While the elevator smells of surrender the hallway reeks of defeat by attrition. The prostitutes and hangovers are what keep him alive. Shelley had his Mont Blanc, he his blindfolded Cleopatras. Under this red roof everyone’s accent eventually sounds the same, compatriots from the rainy kingdom of Somewhere Else.
He prepares the bed, arranges the small table for Lara’s entrance. She has perhaps panted under the erotic weight of a name so famous, if so little shared. Cornsilk and a single tawdry violet, red tea as yet unlemoned and a champagne of blistering sweetness. She pours through the door in high drama, to antidote her lateness, casts a glance into the bathroom, offers him her cheek to kiss. The boisterousness, the lipless kiss, the sweat stains delicate at armpits and between her breasts … therein lies a tale he’ll doubtless shortly hear. I’m glad you haven’t run a tub she says, sniffing the flowers, sipping the champagne, troubling the surface of dark tea with a dabbing pinkie.

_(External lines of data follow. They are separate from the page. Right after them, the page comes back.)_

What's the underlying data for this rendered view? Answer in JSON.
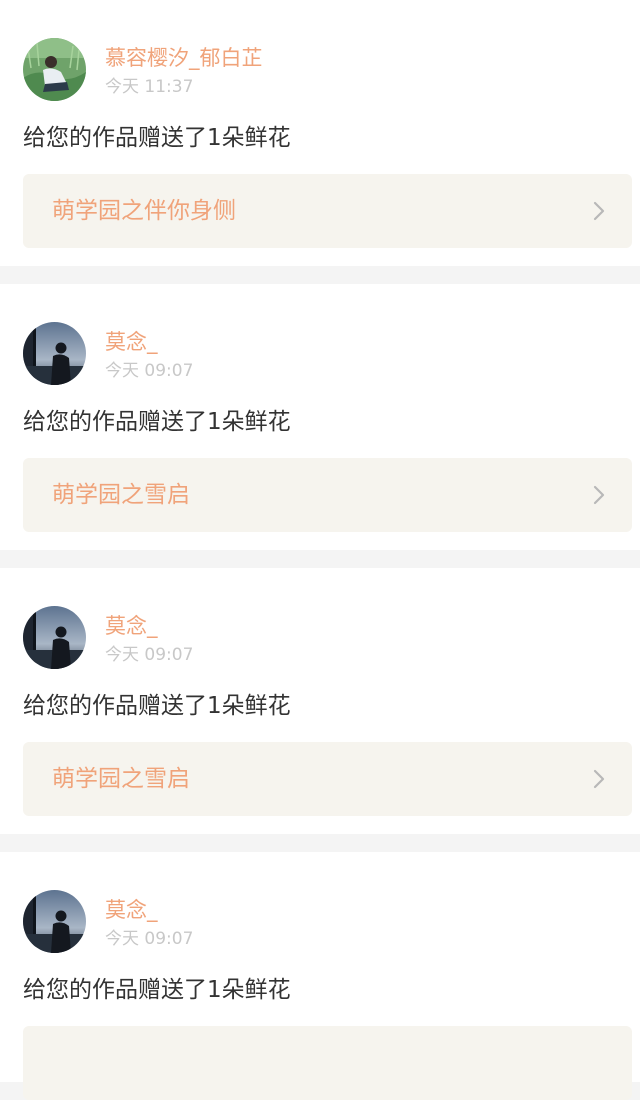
{
  "notifications": [
    {
      "username": "慕容樱汐_郁白芷",
      "time": "今天 11:37",
      "message": "给您的作品赠送了1朵鲜花",
      "work_title": "萌学园之伴你身侧",
      "avatar_icon": "girl-in-grass-avatar"
    },
    {
      "username": "莫念_",
      "time": "今天 09:07",
      "message": "给您的作品赠送了1朵鲜花",
      "work_title": "萌学园之雪启",
      "avatar_icon": "silhouette-window-avatar"
    },
    {
      "username": "莫念_",
      "time": "今天 09:07",
      "message": "给您的作品赠送了1朵鲜花",
      "work_title": "萌学园之雪启",
      "avatar_icon": "silhouette-window-avatar"
    },
    {
      "username": "莫念_",
      "time": "今天 09:07",
      "message": "给您的作品赠送了1朵鲜花",
      "work_title": "",
      "avatar_icon": "silhouette-window-avatar"
    }
  ],
  "colors": {
    "username": "#f0a37a",
    "work_title": "#f0a37a",
    "timestamp": "#c8c8c8",
    "message": "#333333",
    "work_link_bg": "#f6f4ee",
    "page_bg": "#f4f4f4",
    "tab_indicator": "#f26c8f"
  }
}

I could use a shower first. He leans against the wall and smiles, watches as she strips off cowboy boots, leg warmers, jacket, vest, and tights and dances before him, pantied in baby blue.
Was there an appetizer? Or an entrée? he asks. Oh, you know, the Old Boy caught me on the way out the door and a screw was quicker than a chat. Oh my poor, my sacrificial pet, the things you do rather than keep me waiting. Time, love. One day time is all we’ll have but right now every minute counts. By way of coda she wads her skivs and pitches them at his head. He follows her with the bottle, stops short of the shower, makes a perch of the ancient wicker hamper, watches each turn and bend and arch, his glasses fogging as the steam goes tropic. He entertains her with a story about Rosenzweig the sweet-toothed bisexual, whose houseboat seethes with runaway boys and castaway girls, every panel of seesaw wood an ache of turquoise looted from heaven and the East. A Doppler warning sounds through the thin wall, followed by a noise like someone falling heavily out of bed. Lara is a talented listener, her body indicating approval, confusion, interrogative pause. With her eyes closed, the soap rinsing in runnels down her neck, she carries tenderness to a breaking point. He looks away, lets Rosenzweig’s parable sneer to its natural close, tongue sweetened by her nearness, the happy sickness of their friendship. He towels her off and nuzzles her wet head, murmuring an invented climax, a quote from someone they should both know and love, caged under manmade light, broken in the blazing sun. ‘Ten years gone, ten years of my life, never get those ten years back again.’